Parallel algorithms for submodular function minimization

Exploring beyond SFM’s query complexity, recent research has shed light on the importance of sparse SFM, particularly in understanding the inherent adaptivity of parallel algorithms (known as parallel complexity) designed to solve the problem. Research has shown that any parallel algorithm for SFM requires a minimum adaptivity that is a polynomial in the size of the ground set.

Our results improve both parallel and sequential algorithms for SFM. For example, consider a scenario where the minimizer of the given submodular function is \(\widetilde{O}(1)\)-sparse. In this context, our parallel algorithm runs in a nearly constant number of rounds, while our sequential algorithm makes a nearly linear number of queries. This achievement stands in stark contrast with the previous best parallel upper bound of \(\widetilde{O}(n)\) and the best query complexity upper bound of \(\widetilde{O}(n^2)\).

Fast first-order methods for exact submodular function minimization

Current fast algorithms for SFM rely on cutting-plane methods, a standard class of convex optimization techniques applied to the Lovász extension—a natural continuous extension of the given submodular function. However, restricting the optimization domain to sparse solutions doesn’t significantly expedite cutting-plane methods beyond a logarithmic factor. To address this, we shifted our approach and employed first-order methods, including stochastic mirror descent, to minimize the Lovász extension. These methods, non-Euclidean generalizations of stochastic gradient descent, are more attuned to problem geometry. Unlike cutting-plane methods, first-order methods exhibit a polynomial convergence rate, rather than a polylogarithmic dependency on the additive error concerning the optimal solution.

This rate of convergence indicates that first-order methods are better suited for approximate submodular function minimization, while our goal is to solve it exactly. Using the sparsity assumption, we developed a new algorithmic framework for SFM based on a new concept of duality. We used this framework to demonstrate how first-order methods, with substantially reduced accuracy requirements, can be applied to solve SFM exactly.

Toward faster algorithms for SFM and its applications

These techniques not only promise advancements for sparse SFM but also provide a foundation for tackling other fundamental problems in SFM theory. Our algorithms for sparse SFM serve as valuable starting points for designing improved algorithms for related problems. They offer potential insights into developing polynomial-time algorithms for SFM with lower query and parallel complexity, opening avenues for future research.
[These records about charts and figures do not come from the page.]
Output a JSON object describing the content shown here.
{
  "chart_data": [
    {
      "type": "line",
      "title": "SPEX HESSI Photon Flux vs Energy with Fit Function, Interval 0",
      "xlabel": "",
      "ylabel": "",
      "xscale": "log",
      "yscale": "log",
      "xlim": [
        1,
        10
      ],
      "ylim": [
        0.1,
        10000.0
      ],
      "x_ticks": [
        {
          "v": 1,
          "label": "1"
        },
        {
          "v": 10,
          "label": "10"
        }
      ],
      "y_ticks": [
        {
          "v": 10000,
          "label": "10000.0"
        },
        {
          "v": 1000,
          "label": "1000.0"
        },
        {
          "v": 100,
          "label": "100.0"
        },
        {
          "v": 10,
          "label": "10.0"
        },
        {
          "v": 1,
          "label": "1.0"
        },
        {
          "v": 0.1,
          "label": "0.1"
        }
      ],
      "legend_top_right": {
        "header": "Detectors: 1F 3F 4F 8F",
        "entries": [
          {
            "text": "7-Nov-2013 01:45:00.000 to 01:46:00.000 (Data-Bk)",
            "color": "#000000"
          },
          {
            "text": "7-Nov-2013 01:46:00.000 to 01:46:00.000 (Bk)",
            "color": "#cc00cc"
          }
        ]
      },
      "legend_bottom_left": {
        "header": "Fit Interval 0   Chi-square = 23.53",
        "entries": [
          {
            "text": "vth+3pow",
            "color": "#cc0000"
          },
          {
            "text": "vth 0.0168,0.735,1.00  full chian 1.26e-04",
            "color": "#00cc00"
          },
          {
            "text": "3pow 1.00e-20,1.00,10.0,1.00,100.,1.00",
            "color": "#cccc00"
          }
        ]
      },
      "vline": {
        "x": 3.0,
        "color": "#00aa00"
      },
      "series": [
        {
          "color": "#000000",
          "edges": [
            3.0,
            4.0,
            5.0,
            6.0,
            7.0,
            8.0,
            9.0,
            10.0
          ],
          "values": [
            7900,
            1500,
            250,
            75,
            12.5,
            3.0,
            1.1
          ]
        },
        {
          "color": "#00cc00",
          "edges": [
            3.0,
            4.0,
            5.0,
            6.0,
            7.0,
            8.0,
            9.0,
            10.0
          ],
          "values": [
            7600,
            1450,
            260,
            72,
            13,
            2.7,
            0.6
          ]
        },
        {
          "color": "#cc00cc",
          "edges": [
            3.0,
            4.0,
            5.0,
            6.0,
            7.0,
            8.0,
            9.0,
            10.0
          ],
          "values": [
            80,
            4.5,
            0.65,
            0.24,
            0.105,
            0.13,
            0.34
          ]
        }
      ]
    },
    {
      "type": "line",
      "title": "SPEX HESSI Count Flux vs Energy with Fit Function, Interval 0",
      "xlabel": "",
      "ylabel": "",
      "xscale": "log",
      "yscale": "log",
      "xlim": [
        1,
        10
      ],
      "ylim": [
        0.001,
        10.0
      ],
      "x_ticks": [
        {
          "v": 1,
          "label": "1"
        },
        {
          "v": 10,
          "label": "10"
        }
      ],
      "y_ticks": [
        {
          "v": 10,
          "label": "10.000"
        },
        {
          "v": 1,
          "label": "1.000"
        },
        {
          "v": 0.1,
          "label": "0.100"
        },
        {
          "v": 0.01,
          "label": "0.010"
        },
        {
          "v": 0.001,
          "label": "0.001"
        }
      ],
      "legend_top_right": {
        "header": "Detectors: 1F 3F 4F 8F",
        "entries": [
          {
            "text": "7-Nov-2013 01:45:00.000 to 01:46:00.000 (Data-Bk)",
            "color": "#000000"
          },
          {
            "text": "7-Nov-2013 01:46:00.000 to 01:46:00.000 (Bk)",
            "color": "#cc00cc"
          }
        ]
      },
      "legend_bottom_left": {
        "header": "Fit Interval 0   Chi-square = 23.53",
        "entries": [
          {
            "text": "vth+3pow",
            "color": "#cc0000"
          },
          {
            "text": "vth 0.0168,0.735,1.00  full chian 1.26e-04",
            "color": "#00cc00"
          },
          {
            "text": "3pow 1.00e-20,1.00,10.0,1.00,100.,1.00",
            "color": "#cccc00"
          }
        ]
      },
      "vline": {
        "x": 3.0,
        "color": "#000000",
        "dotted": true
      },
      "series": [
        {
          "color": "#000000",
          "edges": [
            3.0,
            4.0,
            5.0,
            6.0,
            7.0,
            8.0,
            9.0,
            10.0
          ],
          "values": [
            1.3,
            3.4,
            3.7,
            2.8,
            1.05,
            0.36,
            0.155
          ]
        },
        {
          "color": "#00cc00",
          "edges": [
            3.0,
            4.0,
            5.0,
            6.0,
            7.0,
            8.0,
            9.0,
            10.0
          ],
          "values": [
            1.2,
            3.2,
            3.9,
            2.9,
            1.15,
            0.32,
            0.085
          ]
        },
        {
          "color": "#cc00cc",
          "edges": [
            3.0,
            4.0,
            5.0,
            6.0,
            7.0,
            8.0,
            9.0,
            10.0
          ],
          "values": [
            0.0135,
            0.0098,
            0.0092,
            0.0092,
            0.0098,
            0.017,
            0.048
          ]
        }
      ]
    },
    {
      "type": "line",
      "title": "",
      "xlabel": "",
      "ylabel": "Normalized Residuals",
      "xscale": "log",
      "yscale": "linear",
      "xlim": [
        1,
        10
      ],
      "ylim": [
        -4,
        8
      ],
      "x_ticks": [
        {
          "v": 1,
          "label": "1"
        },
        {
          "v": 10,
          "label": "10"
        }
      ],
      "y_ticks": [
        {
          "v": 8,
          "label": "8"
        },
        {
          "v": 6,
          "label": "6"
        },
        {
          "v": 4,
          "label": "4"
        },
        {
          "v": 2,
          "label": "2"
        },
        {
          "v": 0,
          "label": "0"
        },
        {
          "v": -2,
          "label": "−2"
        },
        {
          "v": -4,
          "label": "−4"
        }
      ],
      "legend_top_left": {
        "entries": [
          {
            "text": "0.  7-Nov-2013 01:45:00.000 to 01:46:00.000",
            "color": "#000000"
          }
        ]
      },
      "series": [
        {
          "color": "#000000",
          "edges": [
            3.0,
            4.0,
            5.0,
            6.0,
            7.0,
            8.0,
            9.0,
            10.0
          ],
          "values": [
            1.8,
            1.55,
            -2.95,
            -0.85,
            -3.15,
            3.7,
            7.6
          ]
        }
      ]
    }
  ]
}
Traditionally, research on submodular function minimization has focused on the global properties of the problem over the past four decades. Sparse SFM, in contrast, enables us to explore local and more refined structures of submodular functions. Our work introduces new algorithmic tools that better use these structural properties, a vital aspect for applications in ML and operations research, because these areas often have special structures. Beyond advancing sparse SFM, our paradigm paves the way for the development of enhanced algorithms for SFM and its diverse applications.